A similar problem appeared here Using the probabilistic methods described there we may proceed as follows:
Let $Y_\mu$ be a Poisson random variable with parameter $\mu$. Its' characteristic function is given by
$$
\phi_{X_\mu}(t)=e^{\mu(e^{it}-1)}$$
Consider $Z_\mu:=\frac{Y_\mu-\mu}{\sqrt{\mu}}$. THe Characteristic function of $Z_\mu$ is
$$\phi_{Z_\mu}(t)=\exp\Big(\mu\Big(e^{\tfrac{ti}{\sqrt{\mu}}}-1-\tfrac{ti}{\sqrt{\mu}}\Big)\Big)\xrightarrow{\mu\rightarrow\infty}e^{-t^2/2}$$
That is, $Z_\mu$ converges in law to the standard normal distribution.

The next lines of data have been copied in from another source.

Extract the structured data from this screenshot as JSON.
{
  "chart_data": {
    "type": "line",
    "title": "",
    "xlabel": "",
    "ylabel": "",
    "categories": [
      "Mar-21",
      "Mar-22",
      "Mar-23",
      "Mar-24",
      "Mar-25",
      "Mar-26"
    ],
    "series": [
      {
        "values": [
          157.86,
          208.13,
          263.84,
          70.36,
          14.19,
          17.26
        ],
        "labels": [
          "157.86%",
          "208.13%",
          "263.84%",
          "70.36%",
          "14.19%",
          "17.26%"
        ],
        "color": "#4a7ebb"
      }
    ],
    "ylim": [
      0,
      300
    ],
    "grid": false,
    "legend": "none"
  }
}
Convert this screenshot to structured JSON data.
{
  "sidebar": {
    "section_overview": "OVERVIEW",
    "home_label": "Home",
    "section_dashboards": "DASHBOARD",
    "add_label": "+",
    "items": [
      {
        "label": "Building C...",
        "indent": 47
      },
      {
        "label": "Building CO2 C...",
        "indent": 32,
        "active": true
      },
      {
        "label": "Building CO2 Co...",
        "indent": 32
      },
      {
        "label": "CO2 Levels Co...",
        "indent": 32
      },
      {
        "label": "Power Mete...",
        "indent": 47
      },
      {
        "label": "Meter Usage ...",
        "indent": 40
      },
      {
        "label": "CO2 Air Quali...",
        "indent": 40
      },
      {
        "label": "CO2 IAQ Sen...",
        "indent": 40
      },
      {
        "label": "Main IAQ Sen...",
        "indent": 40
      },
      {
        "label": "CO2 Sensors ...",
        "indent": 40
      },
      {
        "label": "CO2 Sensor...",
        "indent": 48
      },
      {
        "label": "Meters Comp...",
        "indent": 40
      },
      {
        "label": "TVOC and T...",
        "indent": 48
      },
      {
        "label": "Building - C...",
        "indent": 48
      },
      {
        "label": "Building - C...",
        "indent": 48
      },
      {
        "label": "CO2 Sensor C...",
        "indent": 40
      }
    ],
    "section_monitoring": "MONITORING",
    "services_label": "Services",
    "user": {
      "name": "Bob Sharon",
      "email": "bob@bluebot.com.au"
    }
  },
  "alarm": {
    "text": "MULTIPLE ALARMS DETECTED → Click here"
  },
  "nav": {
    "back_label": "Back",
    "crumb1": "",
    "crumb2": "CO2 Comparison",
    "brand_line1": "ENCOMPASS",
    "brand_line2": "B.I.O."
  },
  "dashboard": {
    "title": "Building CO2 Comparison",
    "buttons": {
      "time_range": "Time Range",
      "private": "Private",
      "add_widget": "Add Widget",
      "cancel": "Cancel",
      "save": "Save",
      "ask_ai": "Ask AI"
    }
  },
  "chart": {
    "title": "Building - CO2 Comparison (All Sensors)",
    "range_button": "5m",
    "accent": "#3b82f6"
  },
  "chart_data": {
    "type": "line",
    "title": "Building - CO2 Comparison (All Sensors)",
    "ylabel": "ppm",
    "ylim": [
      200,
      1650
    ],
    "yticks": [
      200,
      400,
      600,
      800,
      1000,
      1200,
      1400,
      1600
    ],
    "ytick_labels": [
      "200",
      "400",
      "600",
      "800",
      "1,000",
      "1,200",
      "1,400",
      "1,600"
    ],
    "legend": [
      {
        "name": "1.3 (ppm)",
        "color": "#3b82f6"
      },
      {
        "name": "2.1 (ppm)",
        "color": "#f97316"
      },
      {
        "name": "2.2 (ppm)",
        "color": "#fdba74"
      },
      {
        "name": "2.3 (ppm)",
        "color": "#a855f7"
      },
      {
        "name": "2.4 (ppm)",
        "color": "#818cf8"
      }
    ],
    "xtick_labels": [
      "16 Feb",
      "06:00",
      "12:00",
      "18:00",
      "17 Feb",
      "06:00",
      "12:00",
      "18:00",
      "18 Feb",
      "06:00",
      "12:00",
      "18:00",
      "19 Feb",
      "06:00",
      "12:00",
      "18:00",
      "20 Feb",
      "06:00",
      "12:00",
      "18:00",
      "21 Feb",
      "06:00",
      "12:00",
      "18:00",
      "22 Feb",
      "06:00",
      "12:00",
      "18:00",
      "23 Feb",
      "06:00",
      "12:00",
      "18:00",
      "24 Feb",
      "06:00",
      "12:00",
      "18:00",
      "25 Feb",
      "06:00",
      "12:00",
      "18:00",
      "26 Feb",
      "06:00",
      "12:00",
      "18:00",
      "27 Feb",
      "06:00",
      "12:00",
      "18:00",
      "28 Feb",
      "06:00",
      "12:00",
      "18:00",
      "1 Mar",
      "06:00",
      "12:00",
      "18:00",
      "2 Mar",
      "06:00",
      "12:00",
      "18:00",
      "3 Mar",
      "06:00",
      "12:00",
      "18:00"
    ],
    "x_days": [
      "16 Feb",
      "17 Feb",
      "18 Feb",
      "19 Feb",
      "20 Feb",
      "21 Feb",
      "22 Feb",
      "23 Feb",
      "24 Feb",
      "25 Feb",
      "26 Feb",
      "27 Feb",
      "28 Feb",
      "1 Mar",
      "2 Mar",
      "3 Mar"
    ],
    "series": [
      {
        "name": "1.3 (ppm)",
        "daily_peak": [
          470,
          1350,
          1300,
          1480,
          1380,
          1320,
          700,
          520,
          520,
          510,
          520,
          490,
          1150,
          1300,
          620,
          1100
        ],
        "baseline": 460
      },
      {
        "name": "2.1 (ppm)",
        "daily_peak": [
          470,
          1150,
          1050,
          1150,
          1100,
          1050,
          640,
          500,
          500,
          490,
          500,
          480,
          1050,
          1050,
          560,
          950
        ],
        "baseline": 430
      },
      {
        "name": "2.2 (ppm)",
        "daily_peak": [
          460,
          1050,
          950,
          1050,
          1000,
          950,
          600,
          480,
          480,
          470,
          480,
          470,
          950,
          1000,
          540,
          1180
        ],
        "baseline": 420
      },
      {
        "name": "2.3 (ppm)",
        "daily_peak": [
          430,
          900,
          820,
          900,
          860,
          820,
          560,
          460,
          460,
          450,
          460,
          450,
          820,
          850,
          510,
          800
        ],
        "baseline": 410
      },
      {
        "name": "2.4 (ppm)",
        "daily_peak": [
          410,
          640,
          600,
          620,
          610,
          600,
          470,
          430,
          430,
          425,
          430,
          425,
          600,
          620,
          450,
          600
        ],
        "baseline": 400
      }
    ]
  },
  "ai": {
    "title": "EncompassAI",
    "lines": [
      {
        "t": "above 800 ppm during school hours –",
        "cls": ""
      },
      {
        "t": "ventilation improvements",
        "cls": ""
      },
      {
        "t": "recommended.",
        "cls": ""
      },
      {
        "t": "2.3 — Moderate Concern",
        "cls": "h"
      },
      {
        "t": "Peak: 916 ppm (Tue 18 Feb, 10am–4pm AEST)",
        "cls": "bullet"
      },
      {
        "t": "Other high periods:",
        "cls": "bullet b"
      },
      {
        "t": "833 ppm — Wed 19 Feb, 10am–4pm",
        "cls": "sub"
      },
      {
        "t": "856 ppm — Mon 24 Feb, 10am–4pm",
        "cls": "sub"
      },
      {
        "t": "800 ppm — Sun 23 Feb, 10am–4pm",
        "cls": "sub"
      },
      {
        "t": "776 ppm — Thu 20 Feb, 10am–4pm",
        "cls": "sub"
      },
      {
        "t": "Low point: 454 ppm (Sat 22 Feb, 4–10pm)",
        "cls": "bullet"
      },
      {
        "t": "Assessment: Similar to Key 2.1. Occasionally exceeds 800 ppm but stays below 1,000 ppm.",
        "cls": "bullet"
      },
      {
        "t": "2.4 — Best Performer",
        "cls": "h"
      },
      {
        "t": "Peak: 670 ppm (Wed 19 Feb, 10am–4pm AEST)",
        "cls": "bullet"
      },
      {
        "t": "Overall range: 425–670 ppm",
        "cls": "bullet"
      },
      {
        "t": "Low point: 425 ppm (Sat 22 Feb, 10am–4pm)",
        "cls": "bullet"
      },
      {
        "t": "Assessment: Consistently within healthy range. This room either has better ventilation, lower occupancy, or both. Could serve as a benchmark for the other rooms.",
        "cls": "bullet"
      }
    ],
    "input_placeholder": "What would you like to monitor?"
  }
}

Notice that with $\mu=\lambda t$,
$$A_\mu:=e^{-\lambda t}\sum_{k\leq \lambda x}\frac{(\lambda t)^k}{k!}=\mathbb{P}\big[X_\mu\leq \lfloor\mu\tfrac{x}{t}\rfloor\Big]=\mathbb{P}\Big[Z_\mu\leq \frac{\lfloor \mu\alpha\rfloor -\mu}{\sqrt{\mu}}\Big]$$
where $\alpha=x/t$.
- When $t=x$, $\alpha=1$ and $\frac{\lfloor \mu\alpha\rfloor -\mu}{\sqrt{\mu}}\approx0$ and so, $A_\mu\xrightarrow{\mu\rightarrow\infty}\Phi(0)=\frac12$
- When $t>x$, $\alpha<1$ and $\frac{\lfloor \mu\alpha\rfloor -\mu}{\sqrt{\mu}}\approx (\alpha-1)\sqrt{\mu}\xrightarrow{\mu\rightarrow\infty}-\infty$ and so, $A_\mu\xrightarrow{\mu\rightarrow\infty}\Phi(-\infty)=0$
- When $t<x$, $\alpha>1$ and $\frac{\lfloor \mu\alpha\rfloor -\mu}{\sqrt{\mu}}\approx (\alpha-1)\sqrt{\mu}\xrightarrow{\mu\rightarrow\infty}\infty$ and so, $A_\mu\xrightarrow{\mu\rightarrow\infty}\Phi(\infty)=1$
There are a few details to consider about the right way to pass to the limits in $\mathbb{P}\Big[Z_\mu\leq \frac{\lfloor \mu\alpha\rfloor -\mu}{\sqrt{\mu}}\Big]$ since $\frac{\lfloor \mu\alpha\rfloor -\mu}{\sqrt{\mu}}$ is not fixed, but the details are not complicated (Slutsky's theorem for example).